Su Hui was married to a major government official, and they were happy together for a time. But then her husband took a concubine. In her grief, Su Hui composed Star Gauge to express her love and to call her husband back.
The text she composed depends upon the fact that, unlike Western languages, Chinese can be read in any direction, not only because of the nature of Chinese characters, but also because characters can operate as any part of speech, depending on context. This fact gave rise to a genre in Chinese poetry of “reversible poems” (hui-wen shih), poems that can be read forward (from top right reading down) or in reverse. Su Hui’s text is the grandest example of this genre. It is a grid of 29 characters by 29 characters, which goes far beyond the simple “reversible” poem, for it allows readings in all directions: horizontal, vertical and diagonal.
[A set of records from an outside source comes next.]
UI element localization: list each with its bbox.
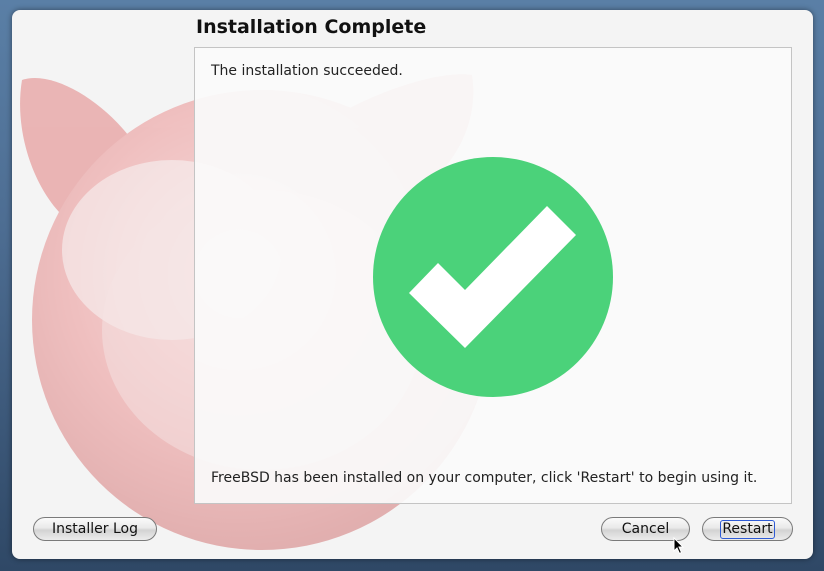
checkmark-success-icon [373, 157, 613, 397]
status-message: The installation succeeded. [211, 63, 403, 79]
restart-button[interactable]: Restart [702, 517, 793, 541]
installer-log-button[interactable]: Installer Log [33, 517, 157, 541]
installer-log-button-label: Installer Log [52, 521, 138, 537]
mouse-pointer-icon [673, 537, 685, 555]
installer-window: Installation Complete The installation s… [12, 10, 813, 559]
restart-button-label: Restart [720, 519, 775, 539]
content-panel: The installation succeeded. FreeBSD has … [194, 47, 792, 504]
completion-info-text: FreeBSD has been installed on your compu… [211, 470, 758, 486]
cancel-button-label: Cancel [621, 521, 670, 537]
window-title: Installation Complete [196, 16, 427, 38]
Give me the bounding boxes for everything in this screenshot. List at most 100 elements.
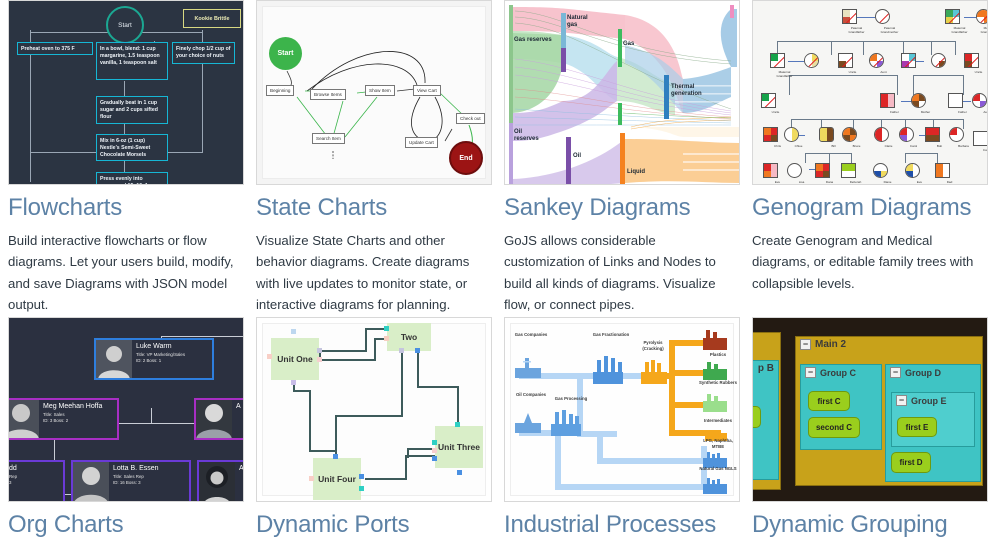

The poem is especially striking and original in that it is not only a literary text, but a piece of visual art as well. In this case, the visual object is the very image of obsession. Below is a facsimile of the lost original:
The red section is made up of 7-character segments, all of which can be read in either direction. This is the armature of the poem, the structural feature that relates the poem to the armillary-sphere (the hsüan-chi of the poem’s title), an instrument used to gauge the movements of the stars. The meridians of the poem’s armature correspond to these rings of the armillary-sphere. The 7-character segments of the armature can be read in any order, so long as the reader follows the 7-character quatrain form. That is, at the end of each 7-character segment, which corresponds to a poetic line, you encounter a junction of meridians and can choose which direction to go. You can begin anywhere, and the poem ends after four lines have been chosen. This generates 2848 possible poems.
Text-blocks in the squares within the red armature make up the interior of the poem. Each color-region is read according to slightly different patterns. The poem length is either 6 or 12 lines. How it is read is limited only by the requirement that applies to all areas of the poem: the second line of every couplet must rhyme. Rhyme words are placed in this 6-character by 6-character grid so that the readings are all completely strange. For instance, one of the translations reads from top left horizontally to the right, then drops down a line and reads horizontally to the left, and continues snaking down the grid to end at the bottom right. Another possibility is the exact reverse of that reading.
Indeed, this is how Su Hui herself described the text: “… it lingers aimlessly, twisting and turning . . . .” There are at least 34 possible poems in this one text block. And the entire poem has something over 3000 poems!